Dermatologic Manifestations of Oral Leukoplakia Treatment & Management
- Author: Crispian Scully, MD, PhD, MDS, CBE, MDS, MRCS, FDSRCS, FDSRCPS, FFDRCSI, FDSRCSE, FRCPath, FMedSci, FHEA, FUCL, DSc, DChD, DMed(HC), Dr(HC) ; Chief Editor: Dirk M Elston, MD more...
Medical Care
The objective of care is to detect and to prevent malignant change. The presence of the white plaque alone does not require treatment.

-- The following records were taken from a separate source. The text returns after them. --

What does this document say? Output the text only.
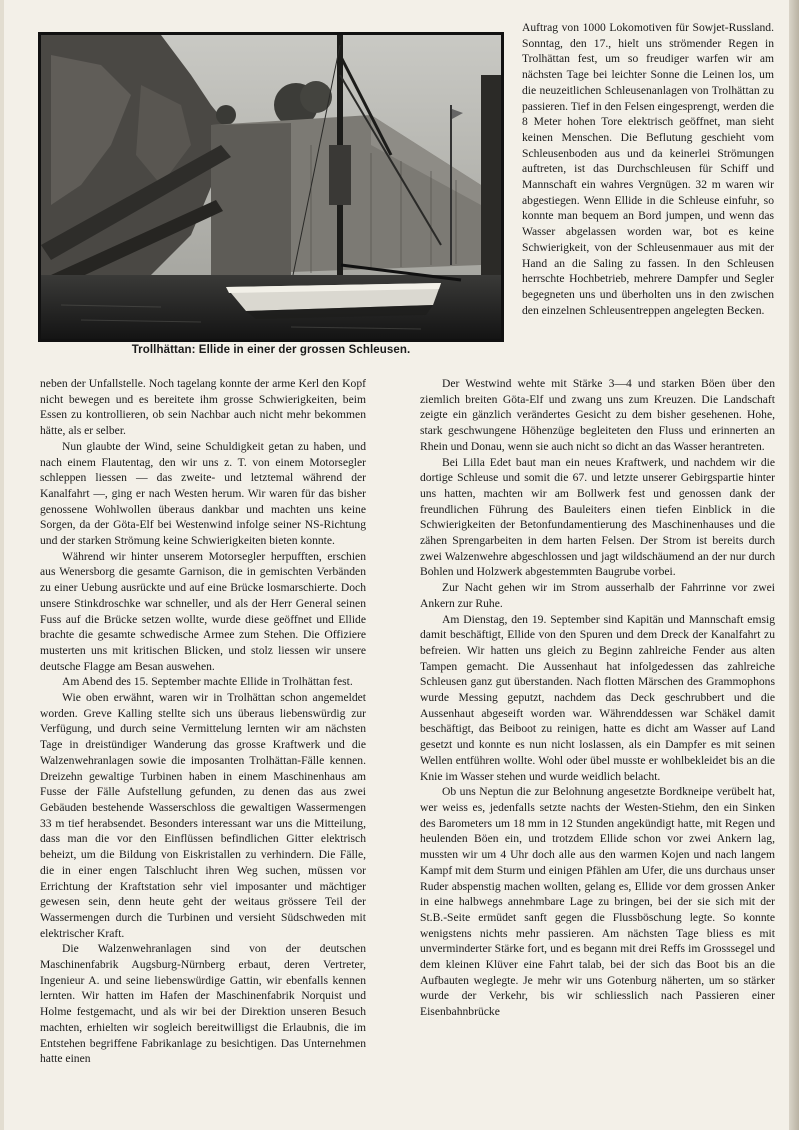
Trollhättan: Ellide in einer der grossen Schleusen.

Auftrag von 1000 Lokomotiven für Sowjet-Russland. Sonntag, den 17., hielt uns strömender Regen in Trolhättan fest, um so freudiger warfen wir am nächsten Tage bei leichter Sonne die Leinen los, um die neuzeitlichen Schleusenanlagen von Trolhättan zu passieren. Tief in den Felsen eingesprengt, werden die 8 Meter hohen Tore elektrisch geöffnet, man sieht keinen Menschen. Die Beflutung geschieht vom Schleusenboden aus und da keinerlei Strömungen auftreten, ist das Durchschleusen für Schiff und Mannschaft ein wahres Vergnügen. 32 m waren wir abgestiegen. Wenn Ellide in die Schleuse einfuhr, so konnte man bequem an Bord jumpen, und wenn das Wasser abgelassen worden war, bot es keine Schwierigkeit, von der Schleusenmauer aus mit der Hand an die Saling zu fassen. In den Schleusen herrschte Hochbetrieb, mehrere Dampfer und Segler begegneten uns und überholten uns in den zwischen den einzelnen Schleusentreppen angelegten Becken.

neben der Unfallstelle. Noch tagelang konnte der arme Kerl den Kopf nicht bewegen und es bereitete ihm grosse Schwierigkeiten, beim Essen zu kontrollieren, ob sein Nachbar auch nicht mehr bekommen hätte, als er selber.

Nun glaubte der Wind, seine Schuldigkeit getan zu haben, und nach einem Flautentag, den wir uns z. T. von einem Motorsegler schleppen liessen — das zweite- und letztemal während der Kanalfahrt —, ging er nach Westen herum. Wir waren für das bisher genossene Wohlwollen überaus dankbar und machten uns keine Sorgen, da der Göta-Elf bei Westenwind infolge seiner NS-Richtung und der starken Strömung keine Schwierigkeiten bieten konnte.

Während wir hinter unserem Motorsegler herpufften, erschien aus Wenersborg die gesamte Garnison, die in gemischten Verbänden zu einer Uebung ausrückte und auf eine Brücke losmarschierte. Doch unsere Stinkdroschke war schneller, und als der Herr General seinen Fuss auf die Brücke setzen wollte, wurde diese geöffnet und Ellide brachte die gesamte schwedische Armee zum Stehen. Die Offiziere musterten uns mit kritischen Blicken, und stolz liessen wir unsere deutsche Flagge am Besan auswehen.

Am Abend des 15. September machte Ellide in Trolhättan fest.

Wie oben erwähnt, waren wir in Trolhättan schon angemeldet worden. Greve Kalling stellte sich uns überaus liebenswürdig zur Verfügung, und durch seine Vermittelung lernten wir am nächsten Tage in dreistündiger Wanderung das grosse Kraftwerk und die Walzenwehranlagen sowie die imposanten Trolhättan-Fälle kennen. Dreizehn gewaltige Turbinen haben in einem Maschinenhaus am Fusse der Fälle Aufstellung gefunden, zu denen das aus zwei Gebäuden bestehende Wasserschloss die gewaltigen Wassermengen 33 m tief herabsendet. Besonders interessant war uns die Mitteilung, dass man die vor den Einflüssen befindlichen Gitter elektrisch beheizt, um die Bildung von Eiskristallen zu verhindern. Die Fälle, die in einer engen Talschlucht ihren Weg suchen, müssen vor Errichtung der Kraftstation sehr viel imposanter und mächtiger gewesen sein, denn heute geht der weitaus grössere Teil der Wassermengen durch die Turbinen und versieht Südschweden mit elektrischer Kraft.

Die Walzenwehranlagen sind von der deutschen Maschinenfabrik Augsburg-Nürnberg erbaut, deren Vertreter, Ingenieur A. und seine liebenswürdige Gattin, wir ebenfalls kennen lernten. Wir hatten im Hafen der Maschinenfabrik Norquist und Holme festgemacht, und als wir bei der Direktion unseren Besuch machten, erhielten wir sogleich bereitwilligst die Erlaubnis, die im Entstehen begriffene Fabrikanlage zu besichtigen. Das Unternehmen hatte einen

Der Westwind wehte mit Stärke 3—4 und starken Böen über den ziemlich breiten Göta-Elf und zwang uns zum Kreuzen. Die Landschaft zeigte ein gänzlich verändertes Gesicht zu dem bisher gesehenen. Hohe, stark geschwungene Höhenzüge begleiteten den Fluss und erinnerten an Rhein und Donau, wenn sie auch nicht so dicht an das Wasser herantreten.

Bei Lilla Edet baut man ein neues Kraftwerk, und nachdem wir die dortige Schleuse und somit die 67. und letzte unserer Gebirgspartie hinter uns hatten, machten wir am Bollwerk fest und genossen dank der freundlichen Führung des Bauleiters einen tiefen Einblick in die Schwierigkeiten der Betonfundamentierung des Maschinenhauses und die zähen Sprengarbeiten in dem harten Felsen. Der Strom ist bereits durch zwei Walzenwehre abgeschlossen und jagt wildschäumend an der nur durch Bohlen und Holzwerk abgestemmten Baugrube vorbei.

Zur Nacht gehen wir im Strom ausserhalb der Fahrrinne vor zwei Ankern zur Ruhe.

Am Dienstag, den 19. September sind Kapitän und Mannschaft emsig damit beschäftigt, Ellide von den Spuren und dem Dreck der Kanalfahrt zu befreien. Wir hatten uns gleich zu Beginn zahlreiche Fender aus alten Tampen gemacht. Die Aussenhaut hat infolgedessen das zahlreiche Schleusen ganz gut überstanden. Nach flotten Märschen des Grammophons wurde Messing geputzt, nachdem das Deck geschrubbert und die Aussenhaut abgeseift worden war. Währenddessen war Schäkel damit beschäftigt, das Beiboot zu reinigen, hatte es dicht am Wasser auf Land gesetzt und konnte es nun nicht loslassen, als ein Dampfer es mit seinen Wellen entführen wollte. Wohl oder übel musste er wohlbekleidet bis an die Knie im Wasser stehen und wurde weidlich belacht.

Ob uns Neptun die zur Belohnung angesetzte Bordkneipe verübelt hat, wer weiss es, jedenfalls setzte nachts der Westen-Stiehm, den ein Sinken des Barometers um 18 mm in 12 Stunden angekündigt hatte, mit Regen und heulenden Böen ein, und trotzdem Ellide schon vor zwei Ankern lag, mussten wir um 4 Uhr doch alle aus den warmen Kojen und nach langem Kampf mit dem Sturm und einigen Pfählen am Ufer, die uns durchaus unser Ruder abspenstig machen wollten, gelang es, Ellide vor dem grossen Anker in eine halbwegs annehmbare Lage zu bringen, bei der sie sich mit der St.B.-Seite ermüdet sanft gegen die Flussböschung legte. So konnte wenigstens nichts mehr passieren. Am nächsten Tage bliess es mit unverminderter Stärke fort, und es begann mit drei Reffs im Grosssegel und dem kleinen Klüver eine Fahrt talab, bei der sich das Boot bis an die Aufbauten weglegte. Je mehr wir uns Gotenburg näherten, um so stärker wurde der Verkehr, bis wir schliesslich nach Passieren einer Eisenbahnbrücke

Several management regimens have been suggested; however, no large trials have shown a definitive, reliable treatment. No evidence base exists on which to reliably recommend treatment. Indeed, current evidence suggests that no treatment is of reliable benefit.
Possible courses of action include the following:
- Wait and watch
- Medical therapies (eg, anti-inflammatory agents, vitamins, cytotoxic agents)[13]
- Surgical removal (eg, scalpel, laser, cryoprobe, electrosurgery, photodynamic therapy).[14]
Patients should avoid any causal factor, such as use of tobacco and alcohol. Leukoplakias can regress under these circumstances. Any degree of dysplasia in a lesion at a high-risk site must be taken seriously and the lesion should be removed. Occasionally, patients are treated by photodynamic therapy or topical cytotoxic agents. Patients should be examined regularly, probably at 3- to 6-month intervals.
Also see the clinical guideline summary, HealthPartners Dental Group and Clinics oral cancer guideline.
Surgical Care
Management of leukoplakias is far from satisfactory, and no large trials offer guidance as to the most reliable treatment. Surgical removal of leukoplakia seems one reasonable option. Some experts surgically remove these lesions with scalpel, laser, or cryoprobe. Laser excision is preferred to fulguration.[12, 15] Others point out the possible aggravation of dysplasia caused by such operative intervention and that surgical removal of aneuploidic lesions does not improve mortality rates.[16]
Diet
A diet rich in fresh fruits and vegetables may help prevent cancer.